Vor gut einem Jahr, Ende September 2014, habe ich ihn hier zuletzt besucht. Nachts hielten am kleinen Bahnhof Militärkonvois in Richtung Ukraine: Sattelschlepper mit Panzerfahrzeugen, Kommandowagen und Wagen voll mit Berufssoldaten.
Am Konvoi huschten fliegende Händlerinnen vorbei, die Passagiere warteten auf ihre Züge. Das Flutlicht auf dem Bahnsteig machte die Dunkelheit ringsum noch dichter, nichts war zu erkennen.
Alle machten mit bei dem Spiel
Die Bewohner gaben sich Mühe, stramm und forsch zu wirken. Die Männer erklärten ihren Begleiterinnen – etwas angeberisch, schaut her, was wir für Dinge wissen! – den Zweck der Militärtechnik. Den Soldaten schenkten sie Zigaretten. Diese rauchten und schauten in die Dunkelheit. Mit leichter Überheblichkeit sprachen sie mit den Zivilisten, ihre Antworten waren einsilbig.
Alle machten mit bei einem Spiel: Wir wissen, dass ihr wisst, wohin wir fahren. Aber davon sagen wir euch nichts. Eine alte Piroggen-Verkäuferin segnete den Zug mit einem Kreuzzeichen. Söhnchen, Söhnchen, murmelte sie. Der Befehl kam, die Söhnchen stiegen ein. Der Zug setzte sich in Bewegung, in einen schändlichen Krieg, mit dem Russland angeblich nichts zu tun hat.
Und wir, wir gingen nach Hause. Wir gingen nach Hause in der dichten Dunkelheit der Herbstnacht. Plötzlich tauchte ein schwaches Lämpchen auf, das gerade mal einen Meter eines robusten Zauns beleuchtete. Darin: ein Fenster, umrahmt von Blech.
Bitterer Lohn für den Kriegsdienst
Jemand kroch in der Dunkelheit der Gosse auf allen Vieren – vielleicht Menschen, vielleicht Hunde. Geschlucke, Geschlurfe, glucksendes Geschimpfe, zu zweit, zu dritt? In der Dunkelheit nicht auszumachen. Einer stand mühsam auf, murmelte ein „Gutenacht“ und sackte ab auf das ausgetrocknete Gras.
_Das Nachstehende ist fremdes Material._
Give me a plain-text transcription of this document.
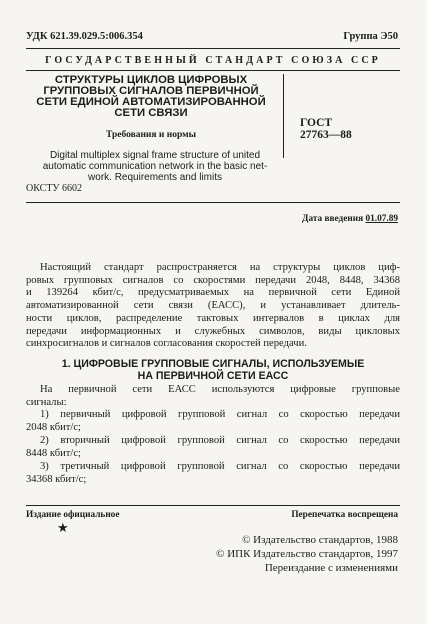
УДК 621.39.029.5:006.354	Группа Э50
ГОСУДАРСТВЕННЫЙ СТАНДАРТ СОЮЗА ССР
СТРУКТУРЫ ЦИКЛОВ ЦИФРОВЫХ
ГРУППОВЫХ СИГНАЛОВ ПЕРВИЧНОЙ
СЕТИ ЕДИНОЙ АВТОМАТИЗИРОВАННОЙ
СЕТИ СВЯЗИ
Требования и нормы
ГОСТ
27763—88
Digital multiplex signal frame structure of united
automatic communication network in the basic net-
work. Requirements and limits
ОКСТУ 6602
Дата введения 01.07.89
Настоящий стандарт распространяется на структуры циклов циф-
ровых групповых сигналов со скоростями передачи 2048, 8448, 34368
и 139264 кбит/с, предусматриваемых на первичной сети Единой
автоматизированной сети связи (ЕАСС), и устанавливает длитель-
ности циклов, распределение тактовых интервалов в циклах для
передачи информационных и служебных символов, виды цикловых
синхросигналов и сигналов согласования скоростей передачи.
1. ЦИФРОВЫЕ ГРУППОВЫЕ СИГНАЛЫ, ИСПОЛЬЗУЕМЫЕ
НА ПЕРВИЧНОЙ СЕТИ ЕАСС
На первичной сети ЕАСС используются цифровые групповые
сигналы:
1) первичный цифровой групповой сигнал со скоростью передачи
2048 кбит/с;
2) вторичный цифровой групповой сигнал со скоростью передачи
8448 кбит/с;
3) третичный цифровой групповой сигнал со скоростью передачи
34368 кбит/с;
Издание официальное	Перепечатка воспрещена
★
© Издательство стандартов, 1988
© ИПК Издательство стандартов, 1997
Переиздание с изменениями
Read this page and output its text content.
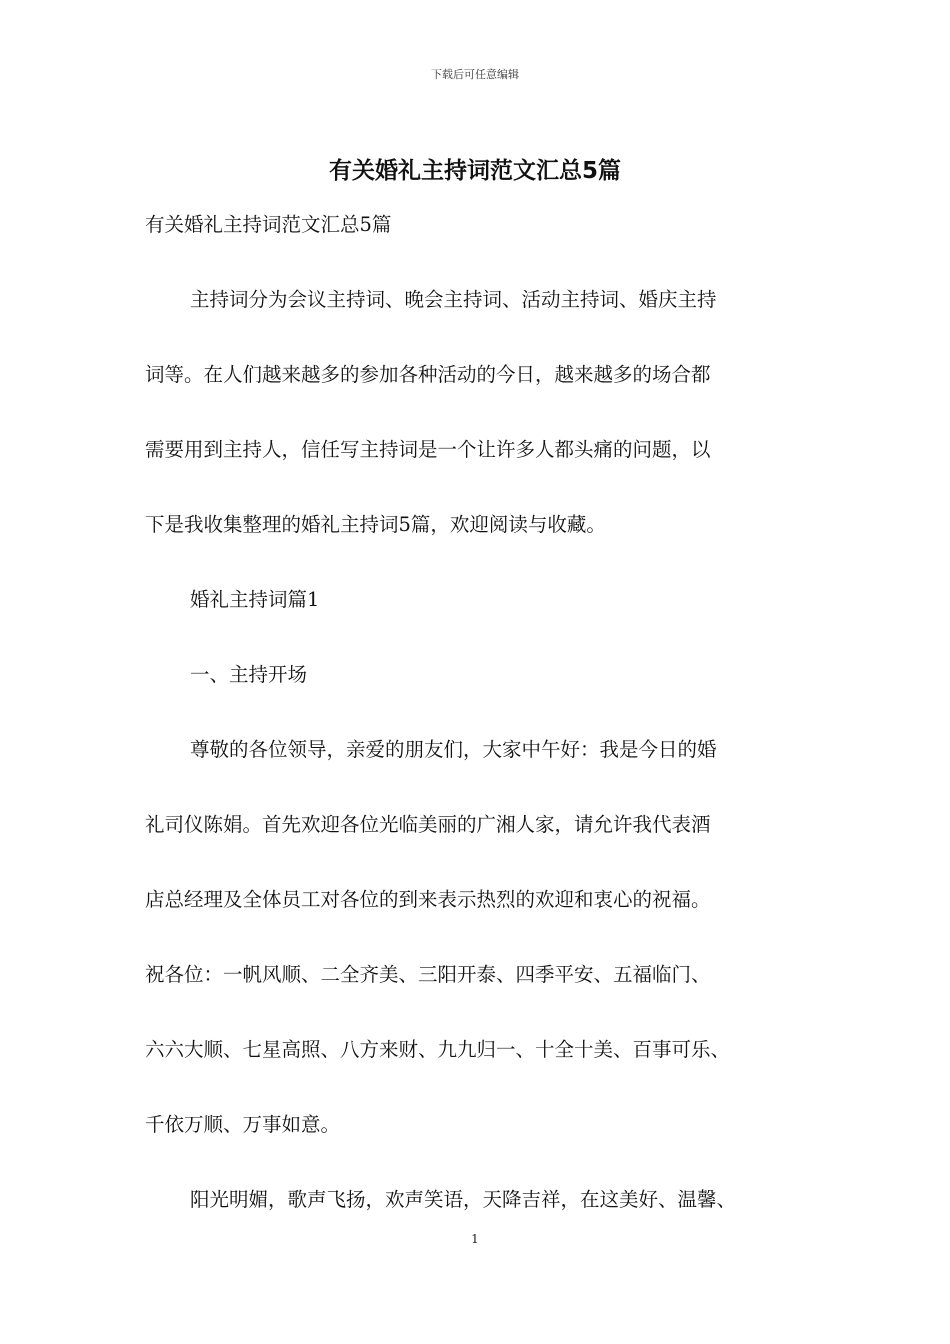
下载后可任意编辑
有关婚礼主持词范文汇总5篇
有关婚礼主持词范文汇总5篇
主持词分为会议主持词、晚会主持词、活动主持词、婚庆主持
词等。在人们越来越多的参加各种活动的今日，越来越多的场合都
需要用到主持人，信任写主持词是一个让许多人都头痛的问题，以
下是我收集整理的婚礼主持词5篇，欢迎阅读与收藏。
婚礼主持词篇1
一、主持开场
尊敬的各位领导，亲爱的朋友们，大家中午好：我是今日的婚
礼司仪陈娟。首先欢迎各位光临美丽的广湘人家，请允许我代表酒
店总经理及全体员工对各位的到来表示热烈的欢迎和衷心的祝福。
祝各位：一帆风顺、二全齐美、三阳开泰、四季平安、五福临门、
六六大顺、七星高照、八方来财、九九归一、十全十美、百事可乐、
千依万顺、万事如意。
阳光明媚，歌声飞扬，欢声笑语，天降吉祥，在这美好、温馨、
1
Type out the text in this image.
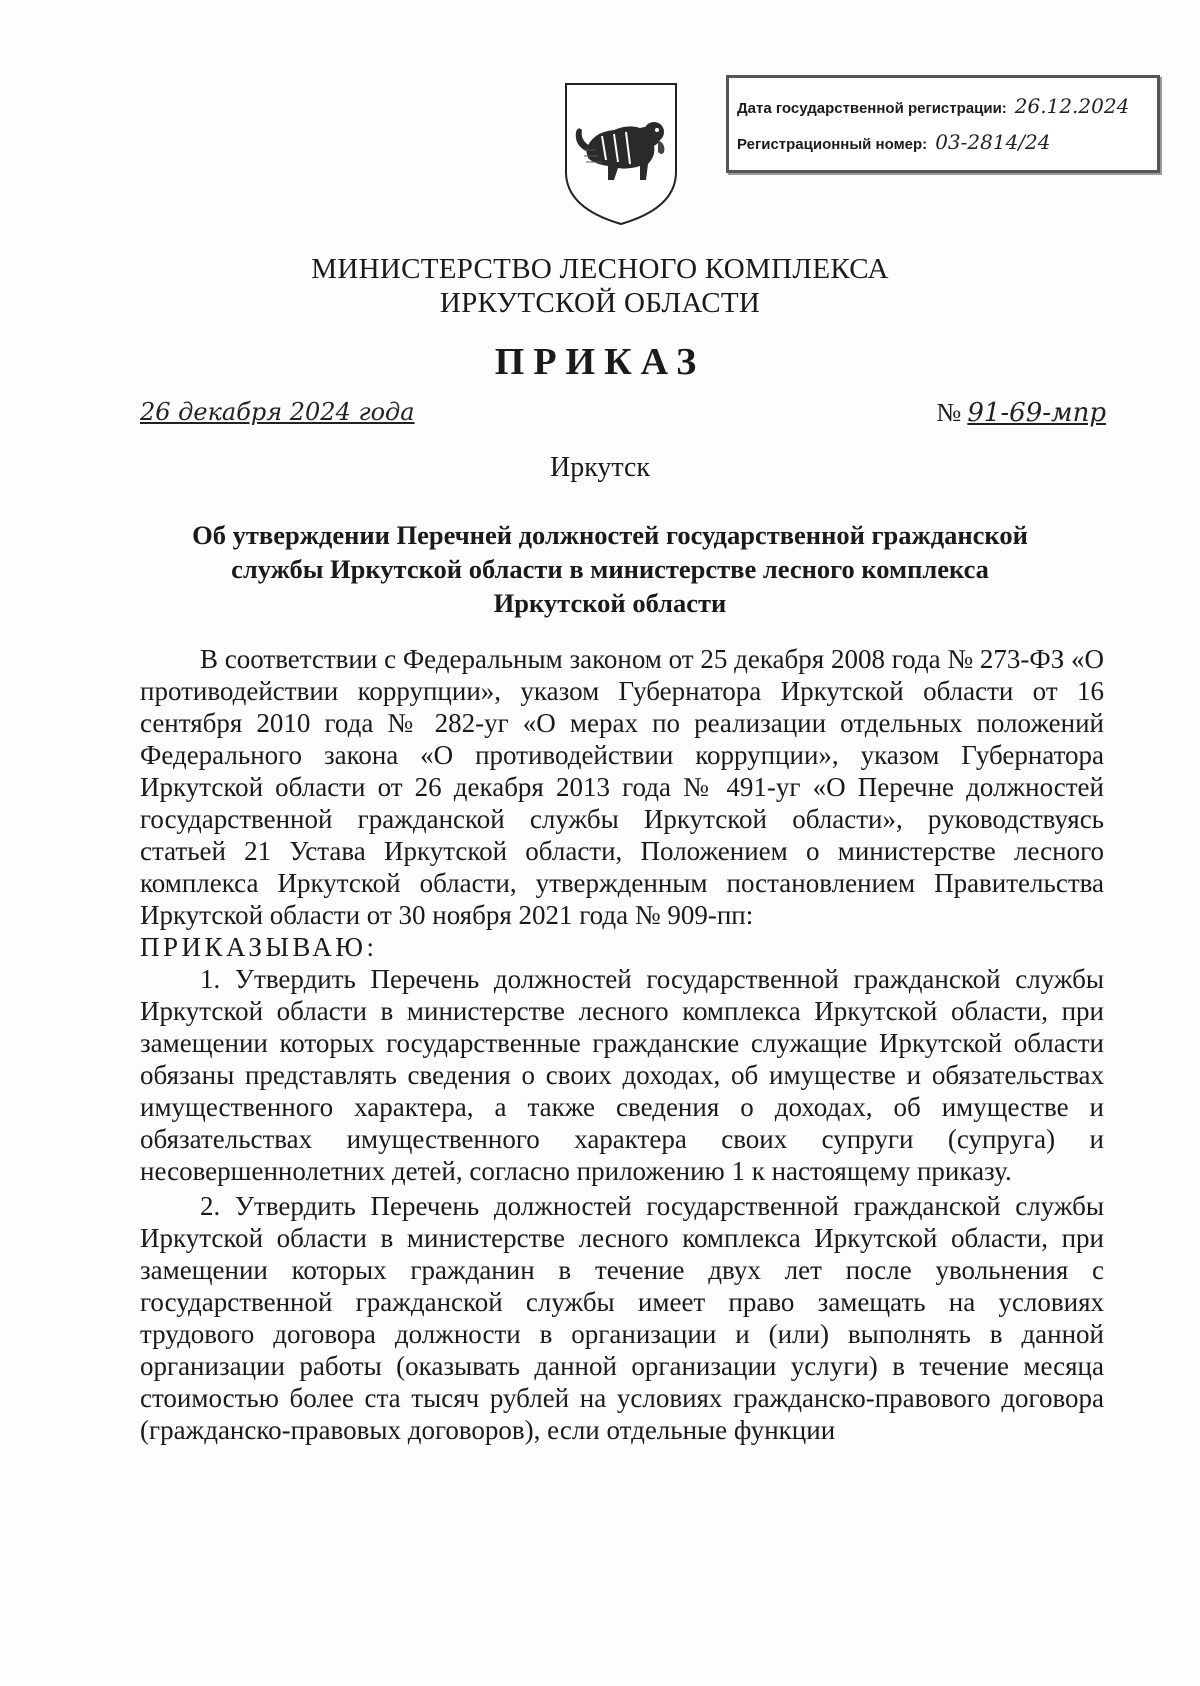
Дата государственной регистрации: 26.12.2024
Регистрационный номер: 03-2814/24
МИНИСТЕРСТВО ЛЕСНОГО КОМПЛЕКСА
ИРКУТСКОЙ ОБЛАСТИ
ПРИКАЗ
26 декабря 2024 года	№ 91-69-мпр
Иркутск
Об утверждении Перечней должностей государственной гражданской
службы Иркутской области в министерстве лесного комплекса
Иркутской области

В соответствии с Федеральным законом от 25 декабря 2008 года № 273-ФЗ «О противодействии коррупции», указом Губернатора Иркутской области от 16 сентября 2010 года № 282-уг «О мерах по реализации отдельных положений Федерального закона «О противодействии коррупции», указом Губернатора Иркутской области от 26 декабря 2013 года № 491-уг «О Перечне должностей государственной гражданской службы Иркутской области», руководствуясь статьей 21 Устава Иркутской области, Положением о министерстве лесного комплекса Иркутской области, утвержденным постановлением Правительства Иркутской области от 30 ноября 2021 года № 909-пп:

ПРИКАЗЫВАЮ:

1. Утвердить Перечень должностей государственной гражданской службы Иркутской области в министерстве лесного комплекса Иркутской области, при замещении которых государственные гражданские служащие Иркутской области обязаны представлять сведения о своих доходах, об имуществе и обязательствах имущественного характера, а также сведения о доходах, об имуществе и обязательствах имущественного характера своих супруги (супруга) и несовершеннолетних детей, согласно приложению 1 к настоящему приказу.

2. Утвердить Перечень должностей государственной гражданской службы Иркутской области в министерстве лесного комплекса Иркутской области, при замещении которых гражданин в течение двух лет после увольнения с государственной гражданской службы имеет право замещать на условиях трудового договора должности в организации и (или) выполнять в данной организации работы (оказывать данной организации услуги) в течение месяца стоимостью более ста тысяч рублей на условиях гражданско-правового договора (гражданско-правовых договоров), если отдельные функции
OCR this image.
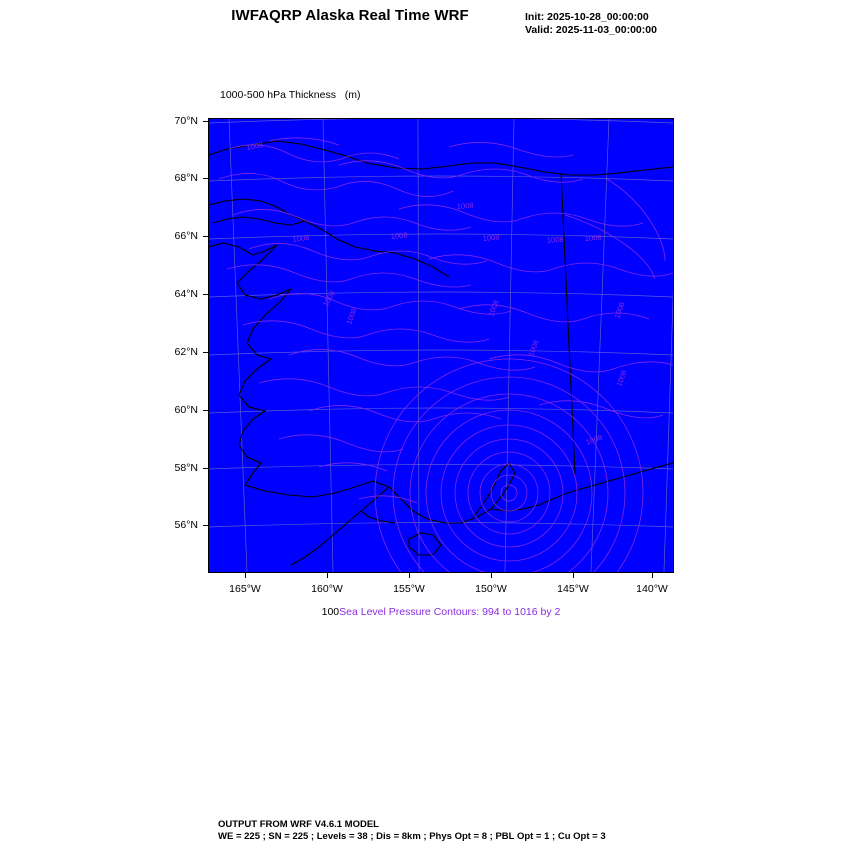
IWFAQRP Alaska Real Time WRF	Init: 2025-10-28_00:00:00
Valid: 2025-11-03_00:00:00

1000-500 hPa Thickness   (m)

1008
1008	1008
1008
1008	1008	1008
1008	1008
1008
1008
1008
1008
1008
70°N
68°N
66°N
64°N
62°N
60°N
58°N
56°N
165°W	160°W	155°W	150°W	145°W	140°W
100Sea Level Pressure Contours: 994 to 1016 by 2
OUTPUT FROM WRF V4.6.1 MODEL
WE = 225 ; SN = 225 ; Levels = 38 ; Dis = 8km ; Phys Opt = 8 ; PBL Opt = 1 ; Cu Opt = 3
„Er hat in Afghanistan gedient”, brach mein Offiziersfreund das Schweigen. „Man nennt ihn Pawel, der Afghane.” Irgendwo in der Ferne rollte der Zug mit neuen Soldaten in einen neuen Krieg. Und hier, im Dreck, starb Tag für Tag, Jahr für Jahr – wie robust doch der menschliche Körper ist! – immer noch ein Soldat eines alten Krieges. Einer, der auch Jahrzehnte später noch den bitteren Lohn für seinen Kriegsdienst bekommt.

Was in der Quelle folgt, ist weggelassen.